The MATINS Code

Over the past decades, 2D axisymmetric studies provided foundational insights into cooling and magneto-thermal coupling in strongly magnetized neutron stars, but they could not capture non-axisymmetric effects. Early 3D efforts addressed either magnetic evolution alone or included thermal coupling only schematically. My PhD work bridged this gap by leading the development of MATINS Homepage (Dehman+2023a,b; Ascenzi+2024) — an open-access 3D framework for fully coupled magneto-thermal evolution in isolated neutron star crusts: MATINS on GitHub.

Magnetic field evolution

From a physical standpoint, MATINS solves the induction equation in the crust, incorporating Ohmic dissipation and Hall drift—key mechanisms driving magnetic energy cascades and surface heating in magnetars.

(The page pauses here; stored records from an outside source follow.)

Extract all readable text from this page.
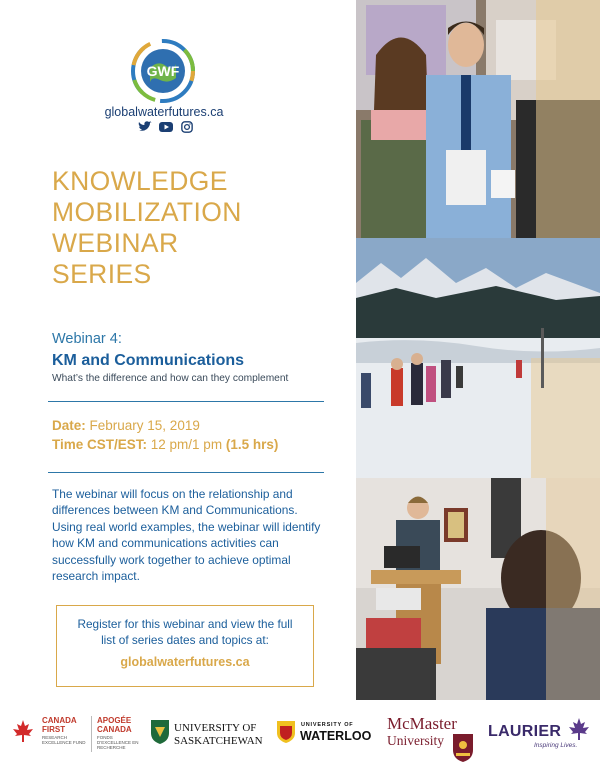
GWF
globalwaterfutures.ca
KNOWLEDGE
MOBILIZATION
WEBINAR
SERIES
Webinar 4:
KM and Communications
What’s the difference and how can they complement
Date: February 15, 2019
Time CST/EST: 12 pm/1 pm (1.5 hrs)
The webinar will focus on the relationship and differences between KM and Communications. Using real world examples, the webinar will identify how KM and communications activities can successfully work together to achieve optimal research impact.
Register for this webinar and view the full list of series dates and topics at:
globalwaterfutures.ca
CANADA
FIRST
RESEARCH EXCELLENCE FUND
APOGÉE
CANADA
FONDS D’EXCELLENCE EN RECHERCHE
UNIVERSITY OF
SASKATCHEWAN
UNIVERSITY OF
WATERLOO
McMaster
University
LAURIER
Inspiring Lives.
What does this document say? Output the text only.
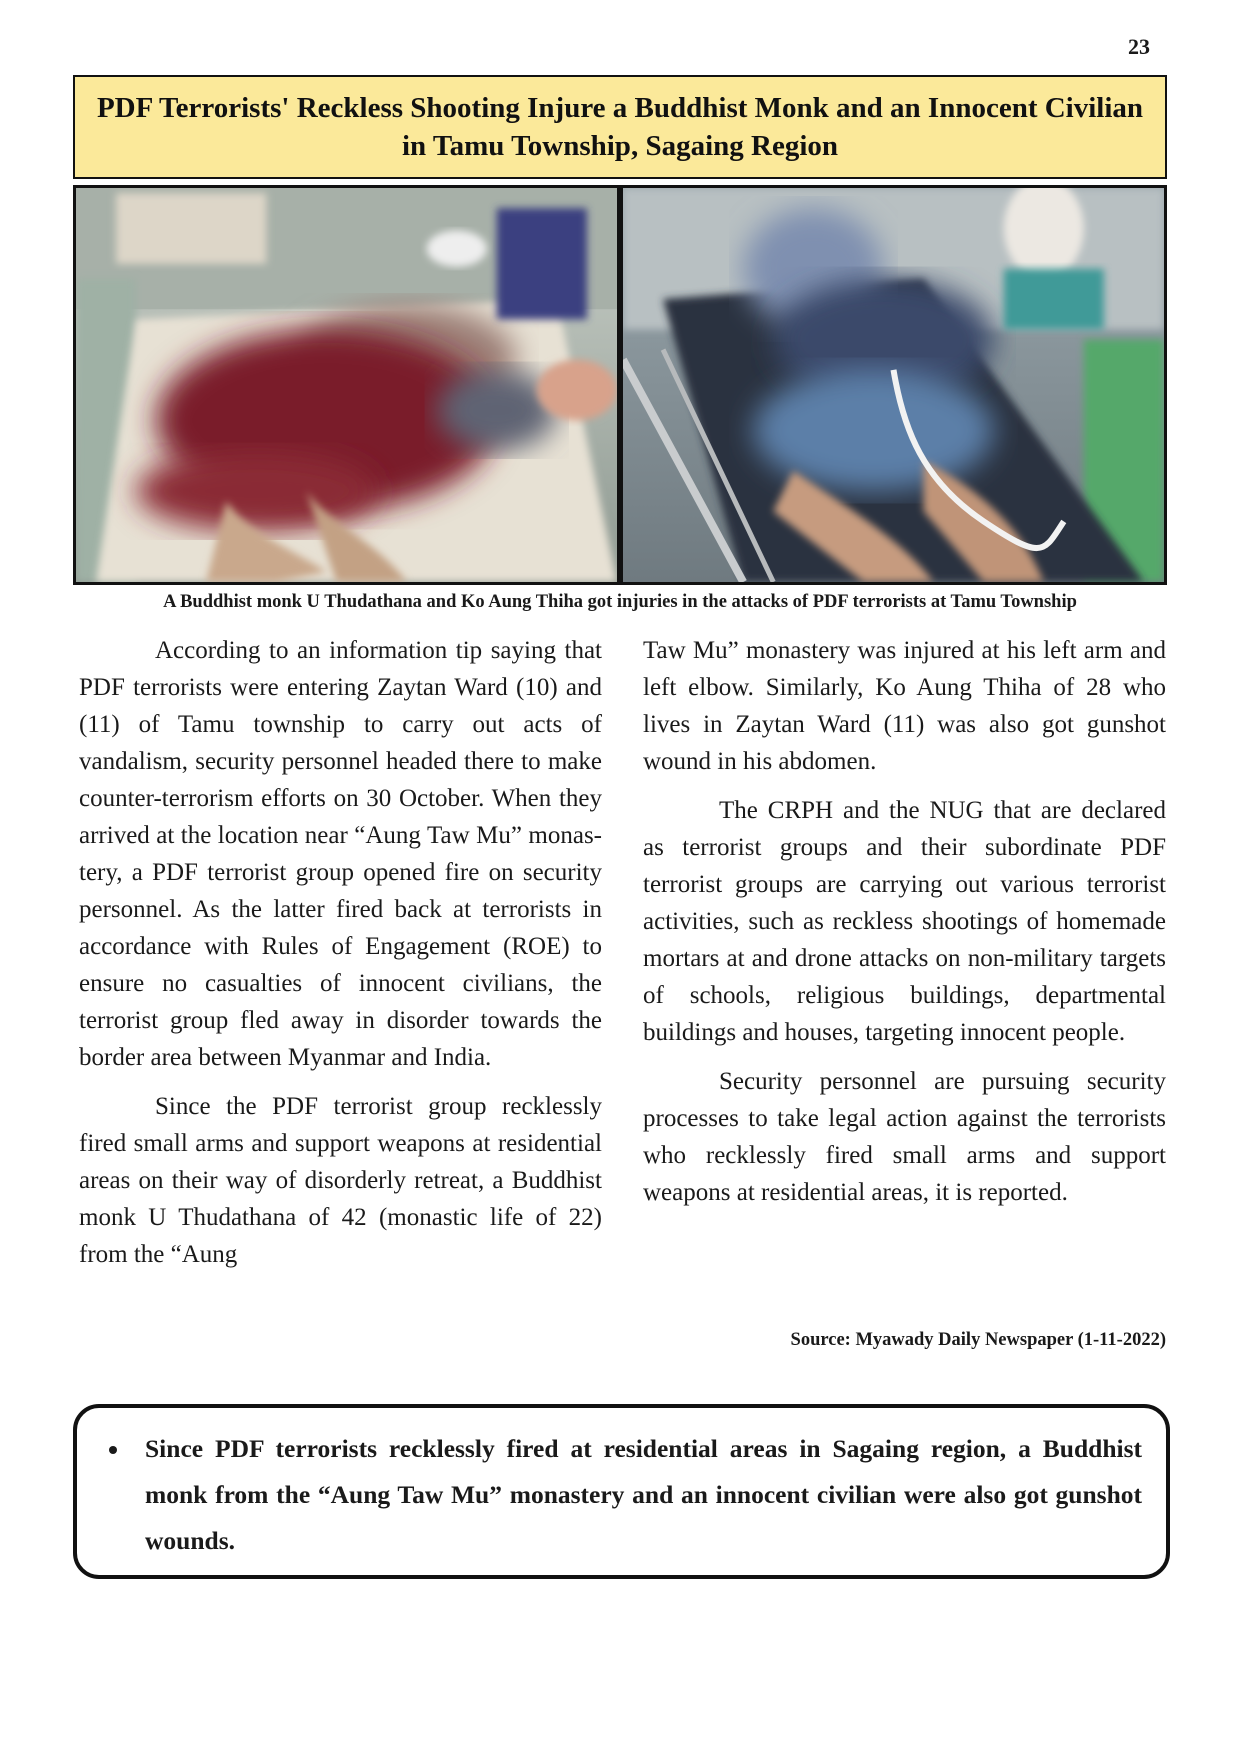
23
PDF Terrorists' Reckless Shooting Injure a Buddhist Monk and an Innocent Civilian in Tamu Township, Sagaing Region
A Buddhist monk U Thudathana and Ko Aung Thiha got injuries in the attacks of PDF terrorists at Tamu Township

According to an information tip saying that PDF terrorists were entering Zaytan Ward (10) and (11) of Tamu township to carry out acts of vandalism, security personnel headed there to make counter-terrorism efforts on 30 October. When they arrived at the location near “Aung Taw Mu” monastery, a PDF terrorist group opened fire on security personnel. As the latter fired back at terrorists in accordance with Rules of Engagement (ROE) to ensure no casualties of innocent civilians, the terrorist group fled away in disorder towards the border area between Myanmar and India.

Since the PDF terrorist group recklessly fired small arms and support weapons at residential areas on their way of disorderly retreat, a Buddhist monk U Thudathana of 42 (monastic life of 22) from the “Aung

Taw Mu” monastery was injured at his left arm and left elbow. Similarly, Ko Aung Thiha of 28 who lives in Zaytan Ward (11) was also got gunshot wound in his abdomen.

The CRPH and the NUG that are declared as terrorist groups and their subordinate PDF terrorist groups are carrying out various terrorist activities, such as reckless shootings of homemade mortars at and drone attacks on non-military targets of schools, religious buildings, departmental buildings and houses, targeting innocent people.

Security personnel are pursuing security processes to take legal action against the terrorists who recklessly fired small arms and support weapons at residential areas, it is reported.

Source: Myawady Daily Newspaper (1-11-2022)
• Since PDF terrorists recklessly fired at residential areas in Sagaing region, a Buddhist monk from the “Aung Taw Mu” monastery and an innocent civilian were also got gunshot wounds.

This equation is coupled to a 3D cooling model that tracks local crustal temperature evolution, treats the core as a single thermal cell, and uses an envelope model as a boundary condition to provide the stellar surface temperature. MATINS also computes the Tolman–Oppenheimer–Volkoff structure, enabling the consistent use of various tabulated cold-matter equations of state from the CompOSE database and stellar masses throughout the crust and core. Temperature-dependent microphysical properties in both regions are obtained from the IOFFE repository, ensuring precise coupling of thermal and magnetic evolution. Computationally, MATINS employs a finite-volume scheme discretized on a cubed–sphere coordinate system, representing the stellar surface with six interconnected patches and circumventing the coordinate singularities inherent to spherical grids.

MATINS facilitates self-consistent evolution over one million years and accurately models key observables of isolated neutron stars, including X-ray thermal emission, surface magnetic fields, and rotational properties. MATINS further enables pulsar population synthesis—connecting magnetic evolution to spin and birth characteristics—and simulates magnetar bursts driven by crustal stress release, capturing flaring rates as functions of age and magnetic geometry.